Other items mentioned in his will include his military clothing and weapons; a hat, spurs, and helmet, a whinger on a belt, a sword, a bag, a powder horn, armour (a harness), and a halberd.

===Family and children===
In 1584 his pension, which he had received since 1534 was transferred to his widow Margaret Ray.
Some of their children were also gunners:
- Robert Gardiner, gunner at Stirling Castle from 1570, in August 1571 Regent Lennox sent him to collect a yetling cannon from Broughty Castle, he was in Flanders in 1579, and died in 1582.
- Crystal Gardiner, gunner at Stirling Castle, who died in 1582.
- Archibald Gardiner, gunner at Edinburgh Castle. In 1584 he was given a house in Stirling confiscated from Adam Erskine, Commendator of Cambuskenneth, next to the house of the Earl of Argyll and the king's embroiderer, William Beaton.

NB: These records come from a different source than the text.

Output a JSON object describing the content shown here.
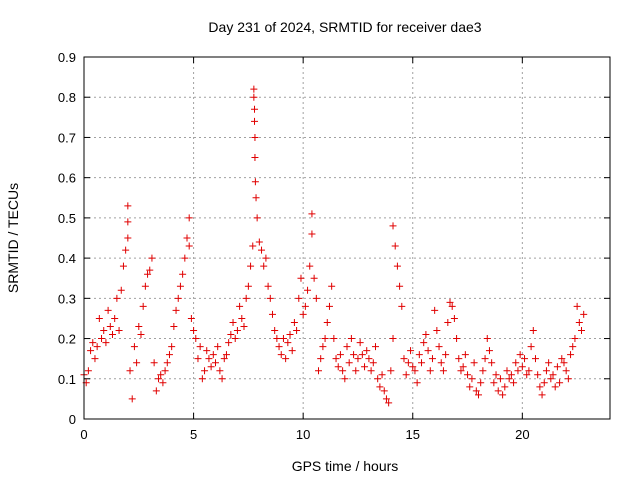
{
  "chart_data": {
    "type": "scatter",
    "title": "Day 231 of 2024, SRMTID for receiver dae3",
    "xlabel": "GPS time / hours",
    "ylabel": "SRMTID / TECUs",
    "xlim": [
      0,
      24.0
    ],
    "ylim": [
      0,
      0.9
    ],
    "xticks": [
      0,
      5,
      10,
      15,
      20
    ],
    "xtick_labels": [
      "0",
      "5",
      "10",
      "15",
      "20"
    ],
    "yticks": [
      0,
      0.1,
      0.2,
      0.3,
      0.4,
      0.5,
      0.6,
      0.7,
      0.8,
      0.9
    ],
    "ytick_labels": [
      "0",
      "0.1",
      "0.2",
      "0.3",
      "0.4",
      "0.5",
      "0.6",
      "0.7",
      "0.8",
      "0.9"
    ],
    "grid": true,
    "marker": "plus",
    "color": "#e00000",
    "series": [
      {
        "name": "SRMTID",
        "x": [
          0.0,
          0.1,
          0.2,
          0.3,
          0.4,
          0.5,
          0.6,
          0.7,
          0.8,
          0.9,
          1.0,
          1.1,
          1.2,
          1.3,
          1.4,
          1.5,
          1.6,
          1.7,
          1.8,
          1.9,
          2.0,
          2.0,
          2.0,
          2.1,
          2.2,
          2.3,
          2.4,
          2.5,
          2.6,
          2.7,
          2.8,
          2.9,
          3.0,
          3.1,
          3.2,
          3.3,
          3.4,
          3.5,
          3.6,
          3.7,
          3.8,
          3.9,
          4.0,
          4.1,
          4.2,
          4.3,
          4.4,
          4.5,
          4.6,
          4.7,
          4.8,
          4.8,
          4.9,
          5.0,
          5.1,
          5.2,
          5.3,
          5.4,
          5.5,
          5.6,
          5.7,
          5.8,
          5.9,
          6.0,
          6.1,
          6.2,
          6.3,
          6.4,
          6.5,
          6.6,
          6.7,
          6.8,
          6.9,
          7.0,
          7.1,
          7.2,
          7.3,
          7.4,
          7.5,
          7.6,
          7.7,
          7.75,
          7.75,
          7.78,
          7.78,
          7.8,
          7.8,
          7.82,
          7.85,
          7.9,
          8.0,
          8.1,
          8.2,
          8.3,
          8.4,
          8.5,
          8.6,
          8.7,
          8.8,
          8.9,
          9.0,
          9.1,
          9.2,
          9.3,
          9.4,
          9.5,
          9.6,
          9.7,
          9.8,
          9.9,
          10.0,
          10.1,
          10.2,
          10.3,
          10.4,
          10.4,
          10.5,
          10.6,
          10.7,
          10.8,
          10.9,
          11.0,
          11.1,
          11.2,
          11.3,
          11.4,
          11.5,
          11.6,
          11.7,
          11.8,
          11.9,
          12.0,
          12.1,
          12.2,
          12.3,
          12.4,
          12.5,
          12.6,
          12.7,
          12.8,
          12.9,
          13.0,
          13.1,
          13.2,
          13.3,
          13.4,
          13.5,
          13.6,
          13.7,
          13.8,
          13.9,
          14.0,
          14.1,
          14.1,
          14.2,
          14.3,
          14.4,
          14.5,
          14.6,
          14.7,
          14.8,
          14.9,
          15.0,
          15.1,
          15.2,
          15.3,
          15.4,
          15.5,
          15.6,
          15.7,
          15.8,
          15.9,
          16.0,
          16.1,
          16.2,
          16.3,
          16.4,
          16.5,
          16.6,
          16.7,
          16.8,
          16.9,
          17.0,
          17.1,
          17.2,
          17.3,
          17.4,
          17.5,
          17.6,
          17.7,
          17.8,
          17.9,
          18.0,
          18.1,
          18.2,
          18.3,
          18.4,
          18.5,
          18.6,
          18.7,
          18.8,
          18.9,
          19.0,
          19.1,
          19.2,
          19.3,
          19.4,
          19.5,
          19.6,
          19.7,
          19.8,
          19.9,
          20.0,
          20.1,
          20.2,
          20.3,
          20.4,
          20.5,
          20.6,
          20.7,
          20.8,
          20.9,
          21.0,
          21.1,
          21.2,
          21.3,
          21.4,
          21.5,
          21.6,
          21.7,
          21.8,
          21.9,
          22.0,
          22.1,
          22.2,
          22.3,
          22.4,
          22.5,
          22.6,
          22.7,
          22.8
        ],
        "y": [
          0.11,
          0.09,
          0.12,
          0.17,
          0.19,
          0.15,
          0.18,
          0.25,
          0.2,
          0.22,
          0.19,
          0.27,
          0.23,
          0.21,
          0.25,
          0.3,
          0.22,
          0.32,
          0.38,
          0.42,
          0.53,
          0.49,
          0.45,
          0.12,
          0.05,
          0.18,
          0.14,
          0.23,
          0.21,
          0.28,
          0.33,
          0.36,
          0.37,
          0.4,
          0.14,
          0.07,
          0.1,
          0.11,
          0.09,
          0.12,
          0.14,
          0.16,
          0.18,
          0.23,
          0.27,
          0.3,
          0.33,
          0.36,
          0.4,
          0.45,
          0.5,
          0.43,
          0.25,
          0.22,
          0.2,
          0.15,
          0.18,
          0.1,
          0.12,
          0.17,
          0.15,
          0.13,
          0.16,
          0.14,
          0.18,
          0.12,
          0.1,
          0.15,
          0.16,
          0.19,
          0.21,
          0.24,
          0.2,
          0.22,
          0.28,
          0.25,
          0.23,
          0.3,
          0.33,
          0.38,
          0.43,
          0.82,
          0.8,
          0.77,
          0.74,
          0.65,
          0.7,
          0.59,
          0.55,
          0.5,
          0.44,
          0.42,
          0.38,
          0.4,
          0.33,
          0.3,
          0.26,
          0.22,
          0.2,
          0.18,
          0.16,
          0.2,
          0.15,
          0.19,
          0.21,
          0.17,
          0.24,
          0.22,
          0.3,
          0.35,
          0.26,
          0.28,
          0.32,
          0.38,
          0.51,
          0.46,
          0.35,
          0.3,
          0.12,
          0.15,
          0.18,
          0.2,
          0.24,
          0.28,
          0.33,
          0.2,
          0.15,
          0.13,
          0.16,
          0.12,
          0.1,
          0.18,
          0.14,
          0.2,
          0.16,
          0.12,
          0.15,
          0.19,
          0.16,
          0.13,
          0.17,
          0.15,
          0.12,
          0.14,
          0.18,
          0.1,
          0.08,
          0.11,
          0.07,
          0.05,
          0.04,
          0.12,
          0.2,
          0.48,
          0.43,
          0.38,
          0.33,
          0.28,
          0.15,
          0.11,
          0.14,
          0.17,
          0.13,
          0.12,
          0.09,
          0.16,
          0.14,
          0.19,
          0.21,
          0.17,
          0.12,
          0.15,
          0.27,
          0.22,
          0.18,
          0.14,
          0.12,
          0.16,
          0.24,
          0.29,
          0.28,
          0.25,
          0.2,
          0.15,
          0.12,
          0.13,
          0.16,
          0.11,
          0.08,
          0.1,
          0.14,
          0.07,
          0.06,
          0.09,
          0.12,
          0.15,
          0.2,
          0.17,
          0.14,
          0.09,
          0.11,
          0.07,
          0.1,
          0.06,
          0.08,
          0.12,
          0.1,
          0.11,
          0.09,
          0.14,
          0.12,
          0.16,
          0.13,
          0.15,
          0.11,
          0.12,
          0.18,
          0.22,
          0.15,
          0.11,
          0.08,
          0.06,
          0.09,
          0.12,
          0.14,
          0.1,
          0.11,
          0.08,
          0.13,
          0.09,
          0.15,
          0.14,
          0.12,
          0.1,
          0.16,
          0.18,
          0.2,
          0.28,
          0.24,
          0.22,
          0.26
        ]
      }
    ]
  }
}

- James Gardiner, gunner at Stirling Castle, appointed in 1582 in succession to his brother Robert, and Master Cannoner 1 October 1584 in succession to his father. He brought ammunition from Stirling to Leith to salute the arrival of Anne of Denmark in 1589. James Gardiner took the cannon to Kirkwall in 1615, to besiege the Earl of Orkney.
He also had a son Christian and a daughter Helen.